We leverage named entities recognition to build a list of characters' names and the number of occurences in the text.

First, we  import the Counter package from library collections:

In [6]:
from collections import Counter

In [7]:
# extract all the personal names and count their occurrences 
# output is a list in the following form: [('elizabeth', 622), ('darcy', 312), ('jane', 286), ('bennet', 266) ...].

def find_character_occurences(doc):
    """
    Return a list of names from `doc` with corresponding occurences.
    
    :param doc: Spacy NLP parsed document
    :return: list of tuples in form
        [('elizabeth', 622), ('darcy', 312), ('jane', 286), ('bennet', 266)]
    """
    
    characters = Counter() # initialize counter
    for ent in processed_text.ents: # cycle through named entities recognized in spacy doc
        if ent.label_ == 'PERSON': # filter only person names
            characters[ent.lemma_] += 1 # add 1 to the sum of occurrences of the found name
            
    return characters.most_common() # without integer argument, it simply return sorted list

For example:

In [8]:
print(find_character_occurences(processed_text)[:20])

[('Elizabeth', 620), ('Darcy', 364), ('Bennet', 290), ('Jane', 285), ('Bingley', 252), ('Wickham', 185), ('Collins', 178), ('Gardiner', 94), ('Lizzy', 93), ('Lady Catherine', 84), ('Kitty', 69), ('Longbourn', 60), ('Lydia', 50), ('Charlotte', 45), ('Pemberley', 42), ('Forster', 39), ('Mary', 37), ('William', 34), ('Fitzwilliam', 33), ('Hurst', 33)]


In [9]:
print(find_character_occurences(processed_text)[:50])

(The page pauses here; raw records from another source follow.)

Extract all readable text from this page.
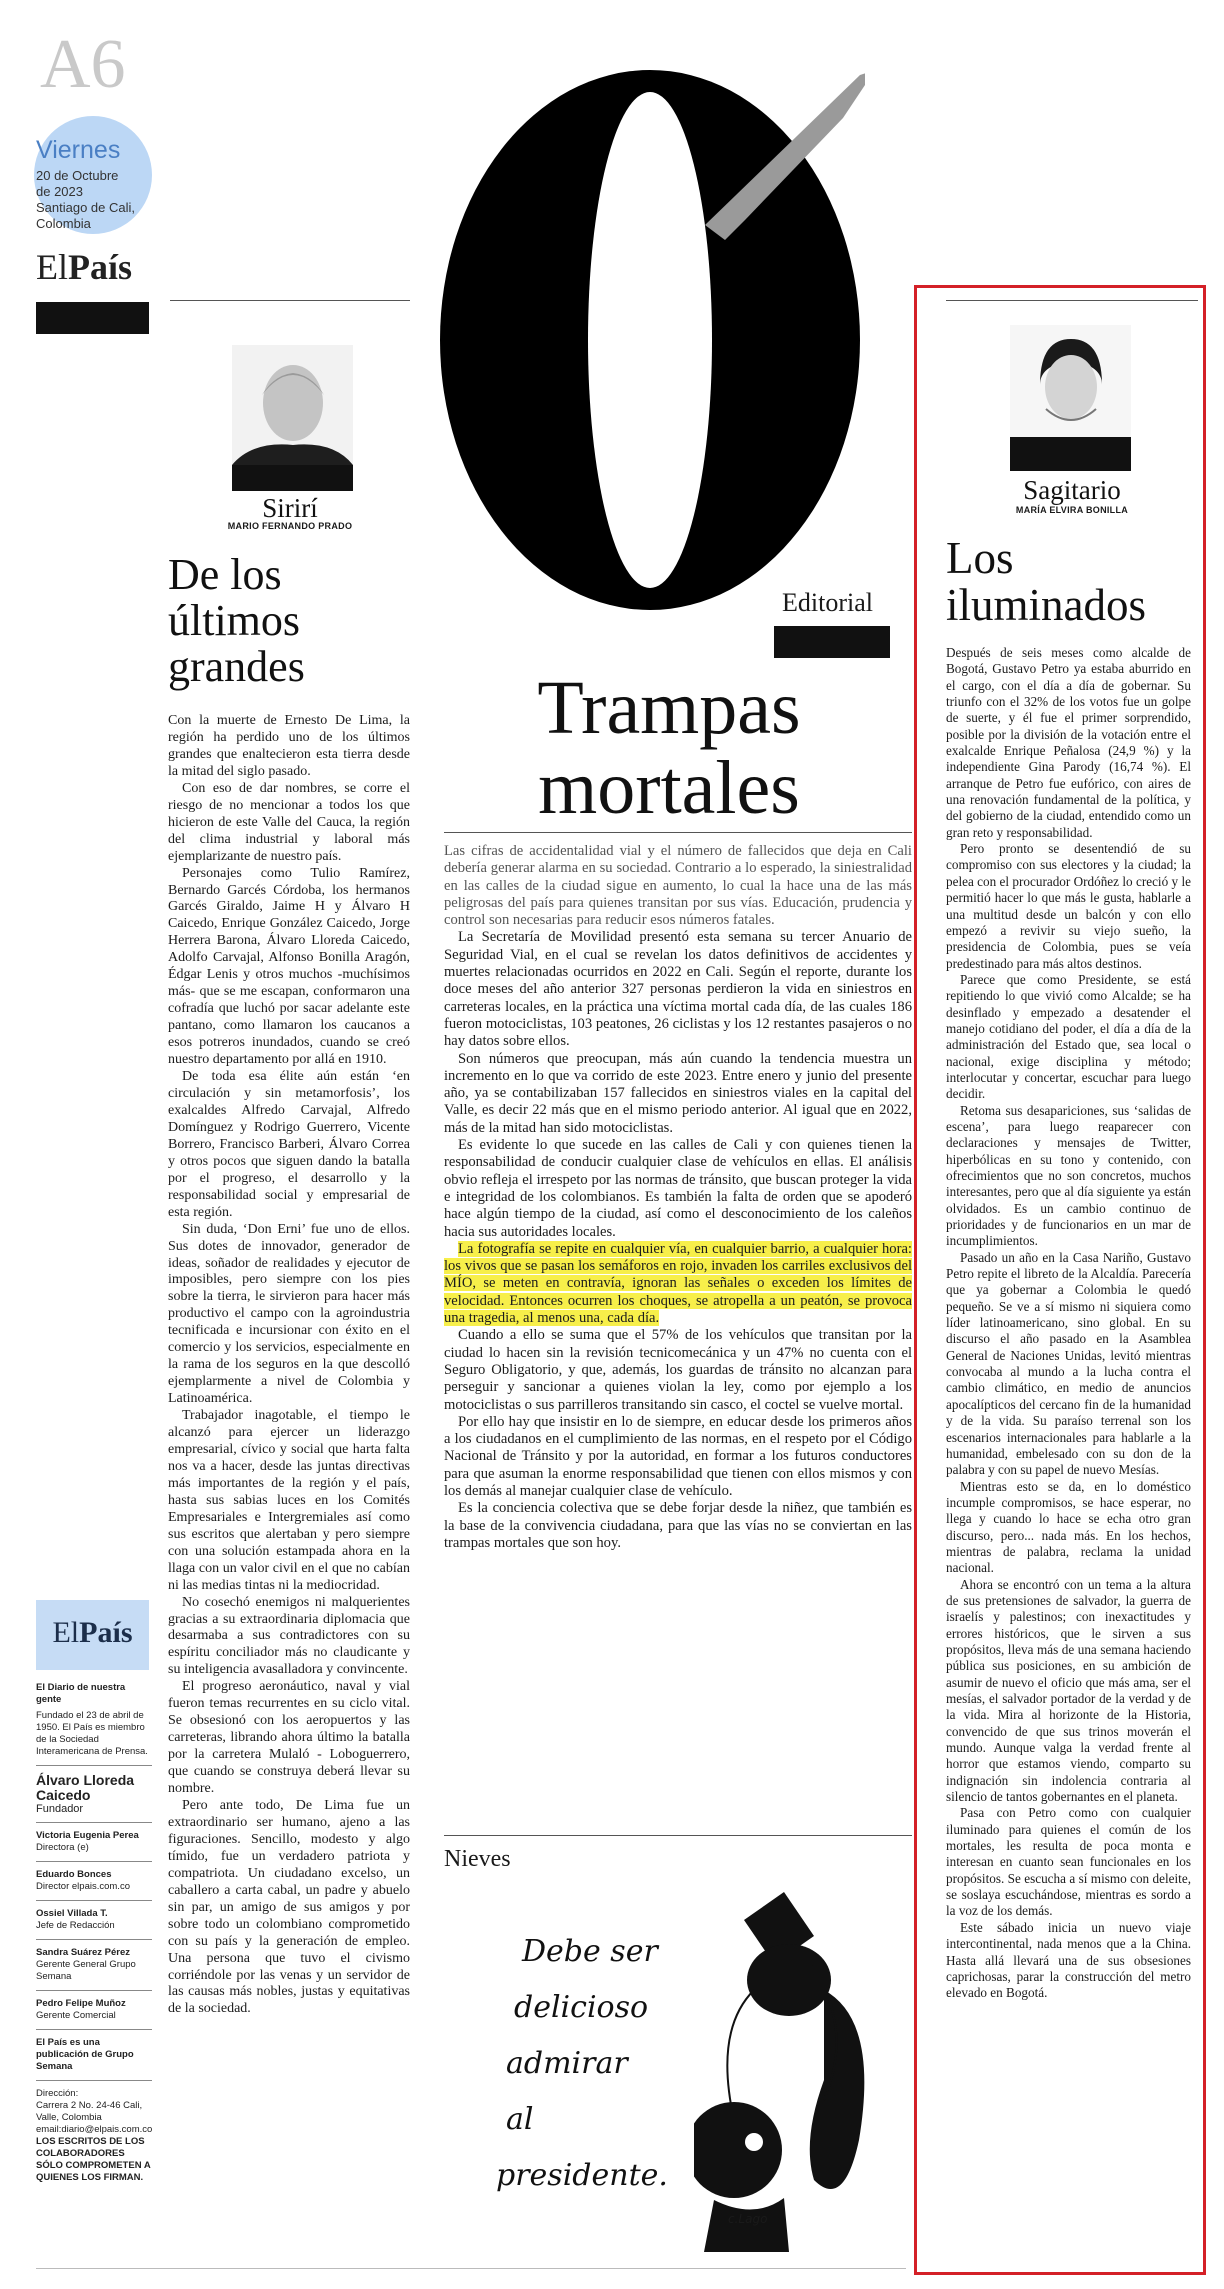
A6
Viernes
20 de Octubre
de 2023
Santiago de Cali,
Colombia
ElPaís
Sirirí
MARIO FERNANDO PRADO
De los
últimos
grandes

Con la muerte de Ernesto De Lima, la región ha perdido uno de los últimos grandes que enaltecieron esta tierra desde la mitad del siglo pasado.

Con eso de dar nombres, se corre el riesgo de no mencionar a todos los que hicieron de este Valle del Cauca, la región del clima industrial y laboral más ejemplarizante de nuestro país.

Personajes como Tulio Ramírez, Bernardo Garcés Córdoba, los hermanos Garcés Giraldo, Jaime H y Álvaro H Caicedo, Enrique González Caicedo, Jorge Herrera Barona, Álvaro Lloreda Caicedo, Adolfo Carvajal, Alfonso Bonilla Aragón, Édgar Lenis y otros muchos -muchísimos más- que se me escapan, conformaron una cofradía que luchó por sacar adelante este pantano, como llamaron los caucanos a esos potreros inundados, cuando se creó nuestro departamento por allá en 1910.

De toda esa élite aún están ‘en circulación y sin metamorfosis’, los exalcaldes Alfredo Carvajal, Alfredo Domínguez y Rodrigo Guerrero, Vicente Borrero, Francisco Barberi, Álvaro Correa y otros pocos que siguen dando la batalla por el progreso, el desarrollo y la responsabilidad social y empresarial de esta región.

Sin duda, ‘Don Erni’ fue uno de ellos. Sus dotes de innovador, generador de ideas, soñador de realidades y ejecutor de imposibles, pero siempre con los pies sobre la tierra, le sirvieron para hacer más productivo el campo con la agroindustria tecnificada e incursionar con éxito en el comercio y los servicios, especialmente en la rama de los seguros en la que descolló ejemplarmente a nivel de Colombia y Latinoamérica.

Trabajador inagotable, el tiempo le alcanzó para ejercer un liderazgo empresarial, cívico y social que harta falta nos va a hacer, desde las juntas directivas más importantes de la región y el país, hasta sus sabias luces en los Comités Empresariales e Intergremiales así como sus escritos que alertaban y pero siempre con una solución estampada ahora en la llaga con un valor civil en el que no cabían ni las medias tintas ni la mediocridad.

No cosechó enemigos ni malquerientes gracias a su extraordinaria diplomacia que desarmaba a sus contradictores con su espíritu conciliador más no claudicante y su inteligencia avasalladora y convincente.

El progreso aeronáutico, naval y vial fueron temas recurrentes en su ciclo vital. Se obsesionó con los aeropuertos y las carreteras, librando ahora último la batalla por la carretera Mulaló - Loboguerrero, que cuando se construya deberá llevar su nombre.

Pero ante todo, De Lima fue un extraordinario ser humano, ajeno a las figuraciones. Sencillo, modesto y algo tímido, fue un verdadero patriota y compatriota. Un ciudadano excelso, un caballero a carta cabal, un padre y abuelo sin par, un amigo de sus amigos y por sobre todo un colombiano comprometido con su país y la generación de empleo. Una persona que tuvo el civismo corriéndole por las venas y un servidor de las causas más nobles, justas y equitativas de la sociedad.

ElPaís
El Diario de nuestra gente
Fundado el 23 de abril de 1950. El País es miembro de la Sociedad Interamericana de Prensa.
Álvaro Lloreda Caicedo
Fundador
Victoria Eugenia Perea
Directora (e)
Eduardo Bonces
Director elpais.com.co
Ossiel Villada T.
Jefe de Redacción
Sandra Suárez Pérez
Gerente General Grupo Semana
Pedro Felipe Muñoz
Gerente Comercial
El País es una publicación de Grupo Semana
Dirección:
Carrera 2 No. 24-46 Cali, Valle, Colombia
email:diario@elpais.com.co
LOS ESCRITOS DE LOS COLABORADORES SÓLO COMPROMETEN A QUIENES LOS FIRMAN.
Editorial
Trampas
mortales

Las cifras de accidentalidad vial y el número de fallecidos que deja en Cali debería generar alarma en su sociedad. Contrario a lo esperado, la siniestralidad en las calles de la ciudad sigue en aumento, lo cual la hace una de las más peligrosas del país para quienes transitan por sus vías. Educación, prudencia y control son necesarias para reducir esos números fatales.

La Secretaría de Movilidad presentó esta semana su tercer Anuario de Seguridad Vial, en el cual se revelan los datos definitivos de accidentes y muertes relacionadas ocurridos en 2022 en Cali. Según el reporte, durante los doce meses del año anterior 327 personas perdieron la vida en siniestros en carreteras locales, en la práctica una víctima mortal cada día, de las cuales 186 fueron motociclistas, 103 peatones, 26 ciclistas y los 12 restantes pasajeros o no hay datos sobre ellos.

Son números que preocupan, más aún cuando la tendencia muestra un incremento en lo que va corrido de este 2023. Entre enero y junio del presente año, ya se contabilizaban 157 fallecidos en siniestros viales en la capital del Valle, es decir 22 más que en el mismo periodo anterior. Al igual que en 2022, más de la mitad han sido motociclistas.

Es evidente lo que sucede en las calles de Cali y con quienes tienen la responsabilidad de conducir cualquier clase de vehículos en ellas. El análisis obvio refleja el irrespeto por las normas de tránsito, que buscan proteger la vida e integridad de los colombianos. Es también la falta de orden que se apoderó hace algún tiempo de la ciudad, así como el desconocimiento de los caleños hacia sus autoridades locales.

La fotografía se repite en cualquier vía, en cualquier barrio, a cualquier hora: los vivos que se pasan los semáforos en rojo, invaden los carriles exclusivos del MÍO, se meten en contravía, ignoran las señales o exceden los límites de velocidad. Entonces ocurren los choques, se atropella a un peatón, se provoca una tragedia, al menos una, cada día.

Cuando a ello se suma que el 57% de los vehículos que transitan por la ciudad lo hacen sin la revisión tecnicomecánica y un 47% no cuenta con el Seguro Obligatorio, y que, además, los guardas de tránsito no alcanzan para perseguir y sancionar a quienes violan la ley, como por ejemplo a los motociclistas o sus parrilleros transitando sin casco, el coctel se vuelve mortal.

Por ello hay que insistir en lo de siempre, en educar desde los primeros años a los ciudadanos en el cumplimiento de las normas, en el respeto por el Código Nacional de Tránsito y por la autoridad, en formar a los futuros conductores para que asuman la enorme responsabilidad que tienen con ellos mismos y con los demás al manejar cualquier clase de vehículo.

Es la conciencia colectiva que se debe forjar desde la niñez, que también es la base de la convivencia ciudadana, para que las vías no se conviertan en las trampas mortales que son hoy.

Nieves
Debe ser
delicioso
admirar
al
presidente.
c.Lago
Sagitario
MARÍA ELVIRA BONILLA
Los
iluminados

Después de seis meses como alcalde de Bogotá, Gustavo Petro ya estaba aburrido en el cargo, con el día a día de gobernar. Su triunfo con el 32% de los votos fue un golpe de suerte, y él fue el primer sorprendido, posible por la división de la votación entre el exalcalde Enrique Peñalosa (24,9 %) y la independiente Gina Parody (16,74 %). El arranque de Petro fue eufórico, con aires de una renovación fundamental de la política, y del gobierno de la ciudad, entendido como un gran reto y responsabilidad.

Pero pronto se desentendió de su compromiso con sus electores y la ciudad; la pelea con el procurador Ordóñez lo creció y le permitió hacer lo que más le gusta, hablarle a una multitud desde un balcón y con ello empezó a revivir su viejo sueño, la presidencia de Colombia, pues se veía predestinado para más altos destinos.

Parece que como Presidente, se está repitiendo lo que vivió como Alcalde; se ha desinflado y empezado a desatender el manejo cotidiano del poder, el día a día de la administración del Estado que, sea local o nacional, exige disciplina y método; interlocutar y concertar, escuchar para luego decidir.

Retoma sus desapariciones, sus ‘salidas de escena’, para luego reaparecer con declaraciones y mensajes de Twitter, hiperbólicas en su tono y contenido, con ofrecimientos que no son concretos, muchos interesantes, pero que al día siguiente ya están olvidados. Es un cambio continuo de prioridades y de funcionarios en un mar de incumplimientos.

Pasado un año en la Casa Nariño, Gustavo Petro repite el libreto de la Alcaldía. Parecería que ya gobernar a Colombia le quedó pequeño. Se ve a sí mismo ni siquiera como líder latinoamericano, sino global. En su discurso el año pasado en la Asamblea General de Naciones Unidas, levitó mientras convocaba al mundo a la lucha contra el cambio climático, en medio de anuncios apocalípticos del cercano fin de la humanidad y de la vida. Su paraíso terrenal son los escenarios internacionales para hablarle a la humanidad, embelesado con su don de la palabra y con su papel de nuevo Mesías.

Mientras esto se da, en lo doméstico incumple compromisos, se hace esperar, no llega y cuando lo hace se echa otro gran discurso, pero... nada más. En los hechos, mientras de palabra, reclama la unidad nacional.

Ahora se encontró con un tema a la altura de sus pretensiones de salvador, la guerra de israelís y palestinos; con inexactitudes y errores históricos, que le sirven a sus propósitos, lleva más de una semana haciendo pública sus posiciones, en su ambición de asumir de nuevo el oficio que más ama, ser el mesías, el salvador portador de la verdad y de la vida. Mira al horizonte de la Historia, convencido de que sus trinos moverán el mundo. Aunque valga la verdad frente al horror que estamos viendo, comparto su indignación sin indolencia contraria al silencio de tantos gobernantes en el planeta.

Pasa con Petro como con cualquier iluminado para quienes el común de los mortales, les resulta de poca monta e interesan en cuanto sean funcionales en los propósitos. Se escucha a sí mismo con deleite, se soslaya escuchándose, mientras es sordo a la voz de los demás.

Este sábado inicia un nuevo viaje intercontinental, nada menos que a la China. Hasta allá llevará una de sus obsesiones caprichosas, parar la construcción del metro elevado en Bogotá.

[('Elizabeth', 620), ('Darcy', 364), ('Bennet', 290), ('Jane', 285), ('Bingley', 252), ('Wickham', 185), ('Collins', 178), ('Gardiner', 94), ('Lizzy', 93), ('Lady Catherine', 84), ('Kitty', 69), ('Longbourn', 60), ('Lydia', 50), ('Charlotte', 45), ('Pemberley', 42), ('Forster', 39), ('Mary', 37), ('William', 34), ('Fitzwilliam', 33), ('Hurst', 33), ('Project Gutenberg - tm', 31), ('Meryton', 27), ('Phillips', 26), ('Catherine', 21), ('Lady Lucas', 18), ('Maria', 18), ('Derbyshire', 17), ('Netherfield', 17), ('de Bourgh', 16), ('Kent', 14), ('Long', 14), ('Miss Lucas', 13), ('Denny', 12), ('Lucases', 10), ('Caroline', 9), ('Jenkinson', 9), ('Reynolds', 9), ('William Lucas', 9), ('Lucas', 8), ('Hill', 8), ('Elizabeth Bennet', 8), ('longbourn', 8), ('Gutenberg - tm', 8), ('Eliza', 7), ('Charlotte Lucas', 7), ('Charles', 7), ('George Wickham', 7), ('Lady Catherine de Bourgh', 6), ('Gutenberg', 6), ('Aye', 6)]


### Find words that describe a character & find characters that are doing specific actions

Leveraging subtrees.

In [10]:
def get_character_adjectives(doc, character_lemma):
    """
    Find all the adjectives related to `character_lemma` in `doc`
    
    :param doc: Spacy NLP parsed document
    :param character_lemma: string object
    :return: list of adjectives related to `character_lemma`
    """
    
    adjectives = []
    for ent in processed_text.ents:
        if ent.lemma_ == character_lemma:
            for token in ent.subtree:
                if token.pos_ == 'ADJ': # Replace with if token.dep_ == 'amod':
                    adjectives.append(token.lemma_)
    
    for ent in processed_text.ents:
        if ent.lemma_ == character_lemma:
            if ent.root.dep_ == 'nsubj':
                for child in ent.root.head.children:
                    if child.dep_ == 'acomp':
                        adjectives.append(child.lemma_)
    
    return adjectives

For example:

In [13]:
print(get_character_adjectives(processed_text, 'Darcy'))

['surprised', 'unwilling', 'least', 'grave', 'late', 'late', 'late', 'late', 'intimate', 'confidential', 'present', 'late', 'superior', 'evident', 'late', 'late', 'poor', 'last', 'little', 'disagreeable', 'clever', 'worth', 'delighted', 'studious', 'sorry', 'unworthy', 'answerable', 'impatient', 'ashamed', 'kind', 'handsome', 'proud', 'tall', 'punctual', 'engage', 'delight', 'fond']


In [19]:
# Find characters that are 'talking', 'saying', 'doing' something the most.

character_verb_counter = Counter()
VERB_LEMMA = 'say'

for ent in processed_text.ents:
    if ent.label_ == 'PERSON' and ent.root.head.lemma_ == VERB_LEMMA:
        character_verb_counter[ent.text] += 1

For example:

In [20]:
print(character_verb_counter.most_common(10))

[('Elizabeth', 46), ('Bennet', 30), ('Bingley', 16), ('Jane', 13), ('Darcy', 13), ('Fitzwilliam', 5), ('Lady Catherine', 5), ('Lizzy', 5), ('Gardiner', 5), ('Charlotte', 5)]